Enter Obama. The revolutionary thing about what he has been doing is that it has been TOTALLY grassroots built. He was a community activist long before a politication and has been a precient captaion. He knows what happens on the grass roots level and surrounded himself with people that know how to make it happen. And it shows. It is how he keeps closing a 20+ point cap between him and HRC over and over again. And it is how he is ahead in the polls in Texas and closing fast in Ohio.

This post has excerpts from volunteers involved in the ground game in Texas and how the Obama camp handles the situation. If this is indicative of his judgement regarding the people he surrounds himself with and his execution of goals, he will be a very compentent president.

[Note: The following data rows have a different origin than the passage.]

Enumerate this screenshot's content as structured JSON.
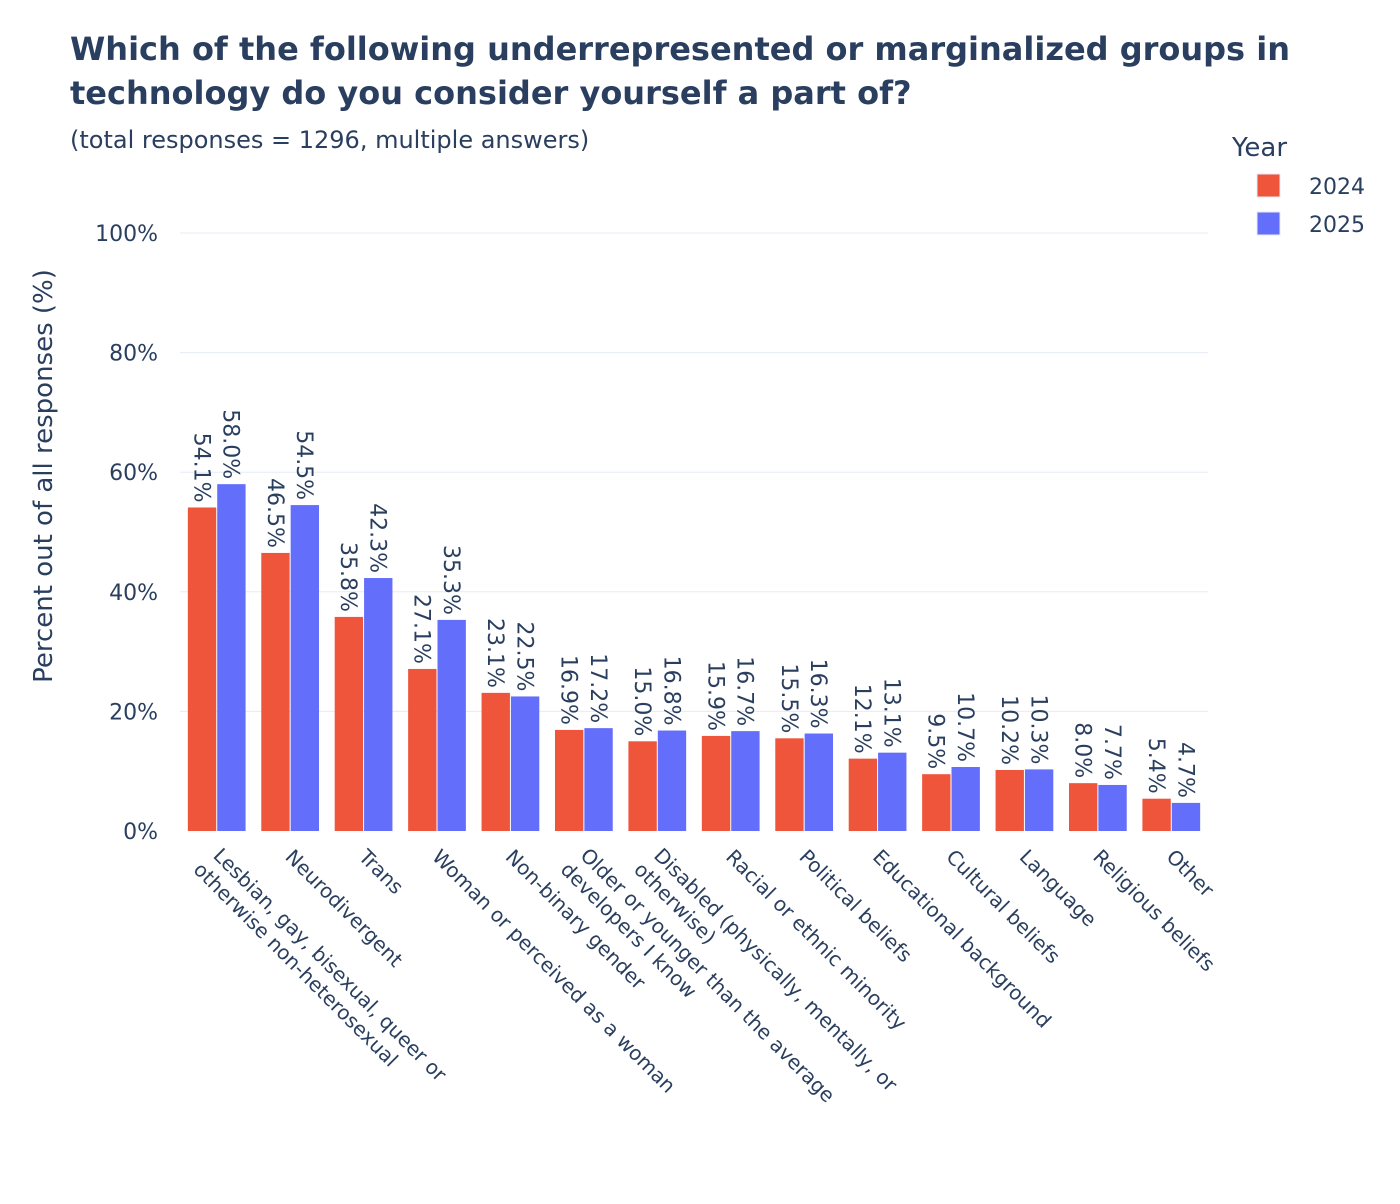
{
  "chart_data": {
    "type": "bar",
    "title_lines": [
      "Which of the following underrepresented or marginalized groups in",
      "technology do you consider yourself a part of?"
    ],
    "subtitle": "(total responses = 1296, multiple answers)",
    "xlabel": "",
    "ylabel": "Percent out of all responses (%)",
    "ylim": [
      0,
      100
    ],
    "yticks": [
      0,
      20,
      40,
      60,
      80,
      100
    ],
    "ytick_labels": [
      "0%",
      "20%",
      "40%",
      "60%",
      "80%",
      "100%"
    ],
    "grid": true,
    "legend": {
      "title": "Year",
      "placement": "top-right"
    },
    "categories": [
      [
        "Lesbian, gay, bisexual, queer or",
        "otherwise non-heterosexual"
      ],
      [
        "Neurodivergent"
      ],
      [
        "Trans"
      ],
      [
        "Woman or perceived as a woman"
      ],
      [
        "Non-binary gender"
      ],
      [
        "Older or younger than the average",
        "developers I know"
      ],
      [
        "Disabled (physically, mentally, or",
        "otherwise)"
      ],
      [
        "Racial or ethnic minority"
      ],
      [
        "Political beliefs"
      ],
      [
        "Educational background"
      ],
      [
        "Cultural beliefs"
      ],
      [
        "Language"
      ],
      [
        "Religious beliefs"
      ],
      [
        "Other"
      ]
    ],
    "series": [
      {
        "name": "2024",
        "color": "#EF553B",
        "values": [
          54.1,
          46.5,
          35.8,
          27.1,
          23.1,
          16.9,
          15.0,
          15.9,
          15.5,
          12.1,
          9.5,
          10.2,
          8.0,
          5.4
        ]
      },
      {
        "name": "2025",
        "color": "#636EFA",
        "values": [
          58.0,
          54.5,
          42.3,
          35.3,
          22.5,
          17.2,
          16.8,
          16.7,
          16.3,
          13.1,
          10.7,
          10.3,
          7.7,
          4.7
        ]
      }
    ]
  }
}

Anyway, the big plus to all this that I kinda touched on yesterday is how it rebuilds the Democratic party in places where it has been decimated (namely heavy red states). I believe STRONGLY in the 50 state strategy where the party is competitive in all 50 states. Howard Dean started to implement this after 2004 and we reaped its benefits in 2006 by winning some seats that we wouldn't have otherwise because the party was competitive and able to leap on opportunities that prevented themselves through corruption, etc. With Obama pouring this money and talent into all 50 states and reinjuvinating the local parties he just strengthens the party as a whole across the country, regardless of who wins the presidency.

A choice quote to illustrate this:
The Obama campaign has singlehandedly done more to rebuild the Democratic Party of Texas in 2 weeks than the TDP [Texas Democractic Party] has been able to in probably 10 years.


And a quote that better illustrates the difference between the grass roots model Obama is using and the tradional model that HRC is using:

Obama's campaign shows the fruits of the very things kos and dkos in general has promoted. People powered politics, 21st century grassroots/netroots, internet fundraising, raising the level of involvement among the electorate, run a 50-state campaign.

Hillary's campaign represents the old way of running a political race. Lock up the establishment. Get endorsements, and do the usual GOTV operation, focus on the democratic strongholds, do traditional fundraisers with big spenders, etc.



That is just awesome and a great sign for the future.

UPDATE: Here is a brief post about early voter turn on in Texas.


In the top 15 counties with registered Democratic voters, there have been 419,904 early votes cast. Four years ago, the number was 72,688.


Nuts. Article talks a little more about the 50 state strategy long term briefly as well.

3 comments:

Dallace said...

Both of your last two posts are spot on, and I enjoyed reading them. I truly hope that if elected Obama lives up to the 'hype'

Bunny said...

I am very interested in your last couple of posts. I really don't know who I'm going to vote for, and I'm looking for somebody who is going to do something different.

Ryan said...

Thanks Bunny and Dallace.

I first thought Obama was hype but the way they have been working this primary and how _different_ they have been working it from both HRC and McCain really says a lot. If anyone is going to do something different, and based on their actions not just what they say, it'll be Obama.

McCain and HRC are both tied pretty tight to the lobbyists and get most of their funding from big donors. Most of Obama's has been through thousands of small donors and that, more than anything, gives him a free hand I think.